Check in, il Consiglio di Stato apre ai controlli digitali. Vince la linea di FARE: “Sicurezza sì, ma con l’ausilio della tecnologia”

Una precisazione che dà ragione alla linea proposta dalla Federazione Associazioni Ricettività Extralberghiera e ribalta l’idea che il check-in debba avvenire soltanto in presenza. Airbnb: “Siamo a disposizione delle Autorità”

Il Consiglio di Stato conferma che la sicurezza è prioritaria, ma chiarisce che l’identificazione degli ospiti può essere effettuata anche tramite strumenti tecnologici. Una precisazione che dà ragione alla linea proposta da FARE (Federazione Associazioni Ricettività Extralberghiera) e ribalta l’idea che il check-in debba avvenire soltanto in presenza.

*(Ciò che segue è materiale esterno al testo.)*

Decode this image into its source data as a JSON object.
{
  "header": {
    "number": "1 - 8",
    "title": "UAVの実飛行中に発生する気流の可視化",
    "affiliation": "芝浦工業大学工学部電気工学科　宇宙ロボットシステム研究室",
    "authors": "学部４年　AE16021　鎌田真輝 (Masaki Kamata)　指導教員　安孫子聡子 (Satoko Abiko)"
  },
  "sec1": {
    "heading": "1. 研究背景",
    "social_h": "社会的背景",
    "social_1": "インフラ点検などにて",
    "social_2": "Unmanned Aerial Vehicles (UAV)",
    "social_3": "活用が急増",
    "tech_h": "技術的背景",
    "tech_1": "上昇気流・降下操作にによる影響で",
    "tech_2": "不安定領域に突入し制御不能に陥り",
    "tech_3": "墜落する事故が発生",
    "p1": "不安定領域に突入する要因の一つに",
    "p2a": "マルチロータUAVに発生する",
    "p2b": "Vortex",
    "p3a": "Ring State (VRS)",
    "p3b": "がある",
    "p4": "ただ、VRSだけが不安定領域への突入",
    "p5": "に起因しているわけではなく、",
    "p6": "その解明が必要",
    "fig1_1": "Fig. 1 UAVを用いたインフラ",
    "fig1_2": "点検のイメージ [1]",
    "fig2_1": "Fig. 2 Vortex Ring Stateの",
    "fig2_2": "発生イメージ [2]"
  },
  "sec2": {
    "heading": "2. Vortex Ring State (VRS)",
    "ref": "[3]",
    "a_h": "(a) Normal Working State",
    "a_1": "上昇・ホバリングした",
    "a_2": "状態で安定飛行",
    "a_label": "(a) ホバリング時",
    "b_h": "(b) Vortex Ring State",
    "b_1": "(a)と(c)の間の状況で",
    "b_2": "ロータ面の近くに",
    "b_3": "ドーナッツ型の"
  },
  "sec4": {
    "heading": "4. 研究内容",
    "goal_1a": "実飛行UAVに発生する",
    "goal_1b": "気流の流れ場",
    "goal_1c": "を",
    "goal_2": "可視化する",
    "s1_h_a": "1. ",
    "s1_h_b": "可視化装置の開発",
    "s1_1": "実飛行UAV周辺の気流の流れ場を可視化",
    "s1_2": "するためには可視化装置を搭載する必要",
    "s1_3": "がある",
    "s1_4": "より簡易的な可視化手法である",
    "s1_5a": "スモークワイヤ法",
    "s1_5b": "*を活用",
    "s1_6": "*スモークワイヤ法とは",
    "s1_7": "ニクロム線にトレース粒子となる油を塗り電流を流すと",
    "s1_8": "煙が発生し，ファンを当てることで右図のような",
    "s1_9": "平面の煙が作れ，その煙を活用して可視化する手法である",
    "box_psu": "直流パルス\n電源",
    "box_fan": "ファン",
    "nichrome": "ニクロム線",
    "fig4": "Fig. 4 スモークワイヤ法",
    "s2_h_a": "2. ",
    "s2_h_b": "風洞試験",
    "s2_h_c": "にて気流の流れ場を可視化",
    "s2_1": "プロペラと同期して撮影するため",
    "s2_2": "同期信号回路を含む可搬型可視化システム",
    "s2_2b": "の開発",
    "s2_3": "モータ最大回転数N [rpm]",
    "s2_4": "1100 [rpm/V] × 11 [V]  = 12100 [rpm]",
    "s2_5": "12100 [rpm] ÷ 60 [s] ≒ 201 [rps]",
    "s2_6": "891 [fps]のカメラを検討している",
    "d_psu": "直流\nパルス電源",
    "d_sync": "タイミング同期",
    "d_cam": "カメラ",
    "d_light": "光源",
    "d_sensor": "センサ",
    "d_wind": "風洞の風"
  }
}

Il Consiglio di Stato, infatti, accogliendo il ricorso del Ministero dell’Interno contro la decisione del TAR Lazio sulla circolare 38138/2024, ribadisce, sì, la centralità dell’identificazione de visu, ma precisa che essa non deve necessariamente avvenire “di persona”, bensì può essere effettuata con “appositi dispositivi di videocollegamento” o strumenti equivalenti capaci di verificare l’identità dell’ospite hic et nunc. La circolare – si legge ancora – ha natura meramente interpretativa e non può introdurre obblighi non previsti dalla legge.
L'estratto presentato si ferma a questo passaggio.